Is er een verschil Democratische en Republikeinse presidenten?

Kennard: Mensen denken vaak dat Republikeinen oorlogszuchtiger zijn, maar Democraten beginnen net zo vaak oorlogen. Het verschil zit ‘m in de aanpak. Democraten denken veel meer na over wat er na de oorlog moet gebeuren. De Democraat Bill Clinton schrok er in de jaren negentig niet voor terug om zich te mengen in de oorlog in Joegolavië, maar hij maakte zich wel zorgen over hoe hij de rotzooi achteraf moest opruimen. Een Republikein als George W. Bush viel Irak binnen, won de oorlog maar had geen idee hoe het daarna verder moest.

Bill Clinton.
Bill Clinton.© ImageGlobe

Het lijkt bijna alsof presidenten graag oorlog voeren.

Kennard: De Amerikaanse president is de machtigste man ter wereld, maar alleen in het buitenland. In binnenlandse kwesties is zijn macht veel beperkter. Als het Hooggerechtshof tegen Trump zegt dat hij zich keurig moet gedragen, moet Trump luisteren.
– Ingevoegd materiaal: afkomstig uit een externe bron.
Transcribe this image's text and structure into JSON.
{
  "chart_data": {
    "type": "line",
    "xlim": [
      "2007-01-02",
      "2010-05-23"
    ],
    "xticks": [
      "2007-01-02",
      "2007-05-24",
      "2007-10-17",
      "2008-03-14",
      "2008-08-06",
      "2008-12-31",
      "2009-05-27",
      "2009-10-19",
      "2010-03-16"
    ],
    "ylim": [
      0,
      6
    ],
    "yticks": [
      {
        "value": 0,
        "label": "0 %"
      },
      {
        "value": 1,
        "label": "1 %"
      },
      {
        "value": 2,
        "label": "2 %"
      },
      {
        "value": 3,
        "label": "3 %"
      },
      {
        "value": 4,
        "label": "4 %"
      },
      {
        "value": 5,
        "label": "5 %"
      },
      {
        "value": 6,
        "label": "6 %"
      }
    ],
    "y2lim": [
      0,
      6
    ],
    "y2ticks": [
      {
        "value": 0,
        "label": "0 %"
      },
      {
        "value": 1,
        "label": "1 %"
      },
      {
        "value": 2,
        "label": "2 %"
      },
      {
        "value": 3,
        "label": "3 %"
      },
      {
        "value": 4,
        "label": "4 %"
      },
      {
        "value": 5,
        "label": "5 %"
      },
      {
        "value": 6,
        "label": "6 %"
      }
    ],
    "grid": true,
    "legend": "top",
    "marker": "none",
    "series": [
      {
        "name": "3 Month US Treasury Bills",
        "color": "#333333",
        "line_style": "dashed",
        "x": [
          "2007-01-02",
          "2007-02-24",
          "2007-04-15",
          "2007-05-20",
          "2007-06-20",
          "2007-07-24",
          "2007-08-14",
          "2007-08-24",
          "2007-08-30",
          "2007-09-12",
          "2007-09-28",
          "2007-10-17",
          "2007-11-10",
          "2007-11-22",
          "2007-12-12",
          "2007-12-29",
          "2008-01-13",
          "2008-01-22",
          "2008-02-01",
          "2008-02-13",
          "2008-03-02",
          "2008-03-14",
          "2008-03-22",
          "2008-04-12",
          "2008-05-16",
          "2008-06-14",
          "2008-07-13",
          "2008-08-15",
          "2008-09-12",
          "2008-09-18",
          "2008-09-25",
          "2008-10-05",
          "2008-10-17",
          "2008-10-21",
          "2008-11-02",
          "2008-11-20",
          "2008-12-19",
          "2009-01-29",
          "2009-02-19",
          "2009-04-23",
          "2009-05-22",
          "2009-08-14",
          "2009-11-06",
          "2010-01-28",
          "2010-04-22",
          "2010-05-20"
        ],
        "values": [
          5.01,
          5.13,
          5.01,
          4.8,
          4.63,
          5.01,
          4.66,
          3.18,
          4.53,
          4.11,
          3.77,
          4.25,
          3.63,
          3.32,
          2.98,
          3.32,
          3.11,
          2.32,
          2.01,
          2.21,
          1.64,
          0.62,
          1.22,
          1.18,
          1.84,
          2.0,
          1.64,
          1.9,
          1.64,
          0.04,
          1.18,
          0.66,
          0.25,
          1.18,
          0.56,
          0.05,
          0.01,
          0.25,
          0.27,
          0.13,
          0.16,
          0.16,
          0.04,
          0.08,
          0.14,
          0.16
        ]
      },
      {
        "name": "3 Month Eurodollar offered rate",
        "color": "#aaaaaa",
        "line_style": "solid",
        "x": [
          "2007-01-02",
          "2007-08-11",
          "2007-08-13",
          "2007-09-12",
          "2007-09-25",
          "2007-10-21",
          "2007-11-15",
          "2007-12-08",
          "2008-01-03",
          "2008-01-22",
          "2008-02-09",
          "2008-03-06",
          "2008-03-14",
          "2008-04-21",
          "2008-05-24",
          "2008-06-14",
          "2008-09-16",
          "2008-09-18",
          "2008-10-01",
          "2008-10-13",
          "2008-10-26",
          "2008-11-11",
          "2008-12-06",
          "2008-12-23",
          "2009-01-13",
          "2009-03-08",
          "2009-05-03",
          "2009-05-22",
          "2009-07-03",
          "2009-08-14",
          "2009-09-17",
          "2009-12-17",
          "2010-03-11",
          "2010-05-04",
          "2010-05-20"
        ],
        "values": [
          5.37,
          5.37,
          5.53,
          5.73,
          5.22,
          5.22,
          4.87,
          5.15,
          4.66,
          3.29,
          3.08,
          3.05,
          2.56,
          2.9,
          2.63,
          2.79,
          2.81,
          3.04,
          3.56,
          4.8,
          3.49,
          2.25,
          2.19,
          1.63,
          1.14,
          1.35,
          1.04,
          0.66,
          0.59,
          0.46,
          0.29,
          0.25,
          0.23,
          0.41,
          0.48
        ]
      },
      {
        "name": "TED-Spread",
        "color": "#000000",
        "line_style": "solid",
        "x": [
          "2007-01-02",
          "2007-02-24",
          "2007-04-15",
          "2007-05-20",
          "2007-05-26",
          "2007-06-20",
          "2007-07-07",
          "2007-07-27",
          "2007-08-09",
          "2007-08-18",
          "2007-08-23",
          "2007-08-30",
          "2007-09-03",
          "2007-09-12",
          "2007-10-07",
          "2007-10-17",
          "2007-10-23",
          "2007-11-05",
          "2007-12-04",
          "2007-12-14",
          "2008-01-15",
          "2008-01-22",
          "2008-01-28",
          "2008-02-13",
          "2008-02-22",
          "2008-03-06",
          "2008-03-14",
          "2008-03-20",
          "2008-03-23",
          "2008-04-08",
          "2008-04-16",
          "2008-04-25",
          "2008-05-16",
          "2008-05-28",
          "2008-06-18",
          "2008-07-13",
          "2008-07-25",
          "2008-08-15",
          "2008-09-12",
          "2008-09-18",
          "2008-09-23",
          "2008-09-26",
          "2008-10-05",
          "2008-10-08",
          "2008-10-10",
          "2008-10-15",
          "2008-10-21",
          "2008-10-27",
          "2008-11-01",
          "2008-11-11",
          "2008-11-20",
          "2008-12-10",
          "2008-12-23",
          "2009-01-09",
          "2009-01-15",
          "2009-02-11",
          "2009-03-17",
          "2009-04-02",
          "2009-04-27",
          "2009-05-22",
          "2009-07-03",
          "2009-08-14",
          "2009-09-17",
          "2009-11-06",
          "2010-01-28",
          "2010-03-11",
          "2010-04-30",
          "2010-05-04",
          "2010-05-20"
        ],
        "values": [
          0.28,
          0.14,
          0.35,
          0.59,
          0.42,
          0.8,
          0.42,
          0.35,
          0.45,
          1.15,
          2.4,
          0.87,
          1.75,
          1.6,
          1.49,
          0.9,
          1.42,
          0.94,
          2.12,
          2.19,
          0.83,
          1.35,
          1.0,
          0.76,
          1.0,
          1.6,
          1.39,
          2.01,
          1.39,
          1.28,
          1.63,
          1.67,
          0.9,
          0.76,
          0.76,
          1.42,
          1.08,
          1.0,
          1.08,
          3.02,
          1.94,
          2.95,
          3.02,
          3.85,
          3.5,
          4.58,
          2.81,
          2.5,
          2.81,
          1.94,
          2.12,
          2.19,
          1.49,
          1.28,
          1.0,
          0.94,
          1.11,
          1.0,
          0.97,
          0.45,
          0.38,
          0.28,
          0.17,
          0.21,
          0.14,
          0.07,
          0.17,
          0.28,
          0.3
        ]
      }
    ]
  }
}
En ondanks al zijn opschepperij, is Trump gebonden aan de beslissingen van het Congres, zoals het debacle met de ziekteverzekering aantoont. Maar in het buitenlandbeleid heeft een president veel meer speelruimte. Hij kan veel vrijer beslissingen nemen en moet alleen na verloop van tijd rapporteren aan het Congres. Het is ironisch voor een land dat draait rond vrijheid, maar presidenten kunnen hun reputatie vooral door oorlogen vestigen.

Zal Trump werkelijk zo’n grote impact op het buitenlandbeleid hebben? Een analist zie ooit dat zelfs Osama Bin Laden president kon worden van de VS en dat er dan weinig zou veranderen: het buitenlandbeleid is zo’n logge machine met eigen belangen dat één persoon daar nauwelijks wat aan kan veranderen.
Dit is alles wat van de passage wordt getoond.